I grab my own tong and pull my project out, holding it away from my body as the disconfigured steel glows hot. I hold it carefully with the tong as I pick up the hammer and hit it several times, watching the metal bend around the curved tip of the anvil. When the red-hot glow cools to a burgundy shade, I go back to the forge and toss it in. “I don’t know.”
Bick tosses his hook back on top of mine and then turns to me. “Do you want me to talk to him?”
I shrug. “I mean, I don’t even know what you’d say.”
Bick steps closer, shoving his safety goggles up on his head. “I can tell him to find a new lunch table for starters.”
I stare into the forge, my face growing warm, both from the heat of it and from embarrassment. I’m not the sort of girl
who is used to being rescued. “No, it’s fine. I have to talk to him sooner or later.”
We work for a bit in silence, hammering away, putting our hooks back into the forge, hammering again.
“You gonna forgive him?” Bick asks, a few minutes later.
I stare into the heat of the forge, unblinking. “I think so.”
“Really?”
I cross my arms and turn around to face him. “Yeah. I’ve been thinking about it all day, and I guess I get it. Why he didn’t tell me about Daemon. I mean, I met the guy. I don’t think I’d claim him as my brother either.”
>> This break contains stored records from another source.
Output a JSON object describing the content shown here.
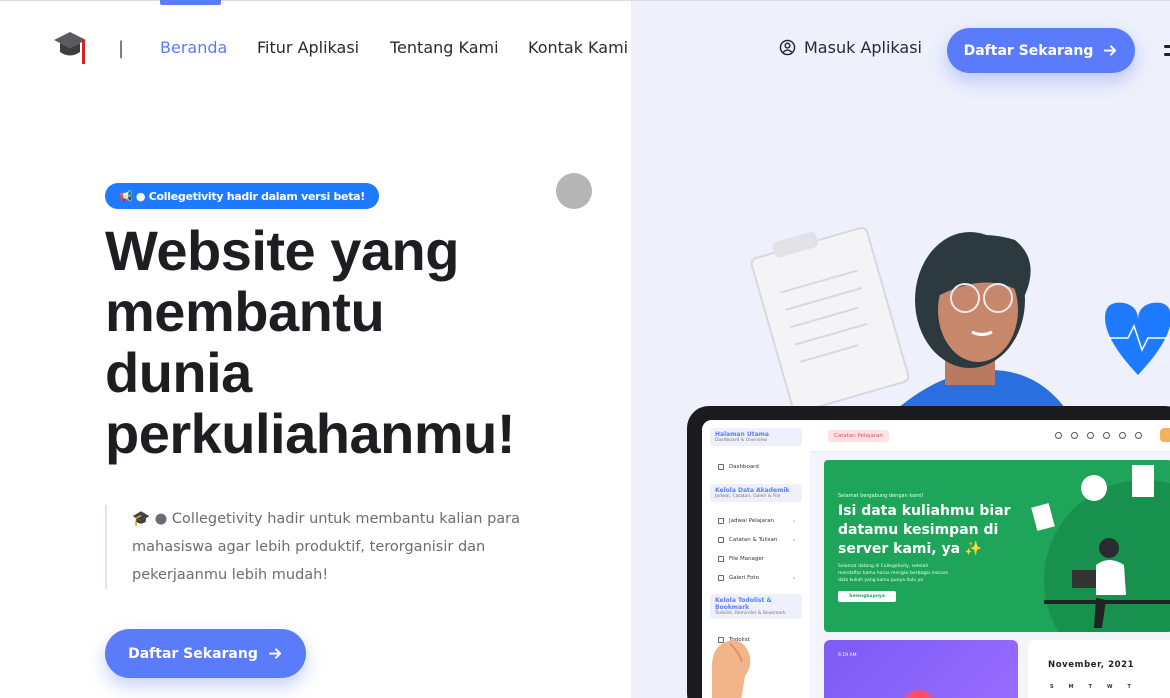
{
  "nav": {
    "separator": "|",
    "links": [
      "Beranda",
      "Fitur Aplikasi",
      "Tentang Kami",
      "Kontak Kami"
    ],
    "login_label": "Masuk Aplikasi",
    "cta_label": "Daftar Sekarang"
  },
  "hero": {
    "badge": "📢 ● Collegetivity hadir dalam versi beta!",
    "headline": [
      "Website yang",
      "membantu",
      "dunia",
      "perkuliahanmu!"
    ],
    "description": "🎓 ● Collegetivity hadir untuk membantu kalian para mahasiswa agar lebih produktif, terorganisir dan pekerjaanmu lebih mudah!",
    "cta_label": "Daftar Sekarang"
  },
  "app_preview": {
    "sidebar": {
      "main_card": {
        "title": "Halaman Utama",
        "subtitle": "Dashboard & Overview"
      },
      "dashboard": "Dashboard",
      "akademik_card": {
        "title": "Kelola Data Akademik",
        "subtitle": "Jadwal, Catatan, Galeri & File"
      },
      "akademik_items": [
        "Jadwal Pelajaran",
        "Catatan & Tulisan",
        "File Manager",
        "Galeri Foto"
      ],
      "todo_card": {
        "title": "Kelola Todolist & Bookmark",
        "subtitle": "Todolist, Reminder & Bookmark"
      },
      "todo_items": [
        "Todolist"
      ]
    },
    "top_pill": "Catatan Pelajaran",
    "welcome": {
      "small": "Selamat bergabung dengan kami!",
      "title": "Isi data kuliahmu biar datamu kesimpan di server kami, ya ✨",
      "desc": "Selamat datang di Collegetivity, setelah mendaftar kamu harus mengisi berbagai macam data kuliah yang kamu punya dulu ya",
      "button": "Selengkapnya"
    },
    "time_card": "6:19 AM",
    "calendar": {
      "month": "November, 2021",
      "days": [
        "S",
        "M",
        "T",
        "W",
        "T"
      ]
    }
  },
  "colors": {
    "primary": "#5b7cfa",
    "badge": "#1e7bff",
    "panel": "#eef0fb",
    "green": "#1ea55a"
  },
  "icons": [
    "graduation-cap-icon",
    "user-circle-icon",
    "arrow-right-icon",
    "menu-icon"
  ]
}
“Fair enough.” Bick nods, but his eyes are somewhere else, like he’s lost on another planet. He drops his hook into a bucket of water, and it hisses as it sinks to the bottom. He shuts off the forge as I drop my own hook into the bucket, and then we cross the room and hang up our leather aprons and gloves.
The final bell of the day rings, and the relief is swift. It’s been such a long, up-and-down sort of day. We step through the roll-up shop door and head to the gravel parking lot where all the juniors park, taking the back sidewalks, a shortcut. It still drizzles, but it’s nothing like the storm of last weekend.
I’m looking down to adjust my backpack straps when Bick stops so abruptly I ram into his back. “Whoops,” I say, stumbling to a stop. “Sorry.”
Bick doesn’t speak, just stares out at the lot. I follow his line of sight, freezing at the image of a bloody hand on Bick’s driver’s side window.
“Oh my God,” I say, my hand covering my mouth. “Is that—”
“I don’t know,” he says.
I turn and look at the car parked next to it, and it’s the same thing—a bloody handprint on the driver’s side glass. I spin around and take in the other cars nearby.
It’s all the same. Up and down the sidewalk, students stop, stare at their cars, murmur to one another. A few students are already pulling out of the lot despite the red handprints that obscure their faces.